Langit mencelat merah keemasan. Awan membelah. Angin mendesing liar, dan dari arah lembah, dua sosok kolosal muncul.

Yang satu menyerupai singa perunggu bersisik, bertanduk dua dengan tubuh membara, menggetarkan tanah tiap kali ia menginjakkan kaki. Yang satu lagi adalah burung raksasa bersayap petir, matanya menyala biru, tubuhnya panjang dan ramping seperti naga.

“Demi langit...” bisik Liang Fei. “Itu... Kirin Api Tanah dan Garuda Petir Angin!”

Han Su menyipitkan mata, menahan napas. “Makhluk surgawi taraf lima... Mereka tidak seharusnya ada di sini.”

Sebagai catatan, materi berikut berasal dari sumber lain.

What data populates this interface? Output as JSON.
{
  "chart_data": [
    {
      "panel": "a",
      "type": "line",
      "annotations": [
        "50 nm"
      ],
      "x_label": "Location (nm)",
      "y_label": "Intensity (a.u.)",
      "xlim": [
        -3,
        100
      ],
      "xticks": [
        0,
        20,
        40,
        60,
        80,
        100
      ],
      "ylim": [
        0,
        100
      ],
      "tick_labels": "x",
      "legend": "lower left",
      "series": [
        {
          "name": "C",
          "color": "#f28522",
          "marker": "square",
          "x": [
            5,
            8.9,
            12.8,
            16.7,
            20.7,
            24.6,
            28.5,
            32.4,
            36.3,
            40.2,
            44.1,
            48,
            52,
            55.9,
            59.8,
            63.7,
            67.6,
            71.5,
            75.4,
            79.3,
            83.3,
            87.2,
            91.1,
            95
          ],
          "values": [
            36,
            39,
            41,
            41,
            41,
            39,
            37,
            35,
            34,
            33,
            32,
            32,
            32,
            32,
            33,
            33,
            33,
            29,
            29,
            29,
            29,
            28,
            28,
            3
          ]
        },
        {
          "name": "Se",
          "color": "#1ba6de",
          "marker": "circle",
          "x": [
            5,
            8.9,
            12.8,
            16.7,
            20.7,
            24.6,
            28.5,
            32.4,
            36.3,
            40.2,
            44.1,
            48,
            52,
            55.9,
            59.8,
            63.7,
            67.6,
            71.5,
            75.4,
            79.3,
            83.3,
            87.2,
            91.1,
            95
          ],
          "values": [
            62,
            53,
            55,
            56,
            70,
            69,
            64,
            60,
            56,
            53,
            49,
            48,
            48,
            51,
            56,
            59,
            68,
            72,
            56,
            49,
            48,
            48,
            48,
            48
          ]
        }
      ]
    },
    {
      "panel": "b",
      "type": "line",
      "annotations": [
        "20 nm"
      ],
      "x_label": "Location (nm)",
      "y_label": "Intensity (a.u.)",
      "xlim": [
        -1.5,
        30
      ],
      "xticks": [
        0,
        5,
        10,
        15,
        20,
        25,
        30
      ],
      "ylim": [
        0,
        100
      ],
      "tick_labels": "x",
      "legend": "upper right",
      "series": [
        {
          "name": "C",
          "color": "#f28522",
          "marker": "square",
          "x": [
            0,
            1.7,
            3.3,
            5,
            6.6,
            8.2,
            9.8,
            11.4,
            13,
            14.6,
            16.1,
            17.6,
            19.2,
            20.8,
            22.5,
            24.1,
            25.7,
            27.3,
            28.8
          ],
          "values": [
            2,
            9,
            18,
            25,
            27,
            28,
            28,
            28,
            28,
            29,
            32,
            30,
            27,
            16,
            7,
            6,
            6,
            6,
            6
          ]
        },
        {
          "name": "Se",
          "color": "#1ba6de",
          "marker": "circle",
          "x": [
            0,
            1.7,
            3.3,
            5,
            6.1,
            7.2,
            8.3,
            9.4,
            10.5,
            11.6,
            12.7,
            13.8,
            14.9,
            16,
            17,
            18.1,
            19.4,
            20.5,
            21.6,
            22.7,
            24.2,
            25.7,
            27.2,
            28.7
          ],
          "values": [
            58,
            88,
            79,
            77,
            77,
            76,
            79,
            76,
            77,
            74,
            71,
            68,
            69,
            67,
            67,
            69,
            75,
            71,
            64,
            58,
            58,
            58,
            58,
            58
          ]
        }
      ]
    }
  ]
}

“Kenapa di Lembah Huoyan?” tanya Duan Wu dengan suara tegang.

Han Su menunjuk ke tengah pertarungan. “Lihat tanaman itu... Kelopaknya merah muda keemasan. Itu Putri Malu Sembilan Perubahan. Dan di tengahnya... Benih Api.”

Qi Bao menelan ludah. “Benih Api? Yang bisa memperkuat jiwa?”

“Benih itu menyimpan energi Dao langit dan bumi dalam bentuk paling murni,” jawab Han Su. “Jika ditelan, ia dapat menyempurnakan hati Dao... cukup untuk menembus taraf keenam.”

Langit bergemuruh. Garuda menyelam dan melepaskan Petir Seribu Tombak, menghantam tanah, menciptakan kawah hitam berasap. Kirin meraung dan membalas dengan Ledakan Inti Lava, menumpahkan magma merah ke tanah, membakar pepohonan dan batuan.

“Bukankah benih itu bisa dimanfaatkan... oleh manusia?” tanya Qi Bao.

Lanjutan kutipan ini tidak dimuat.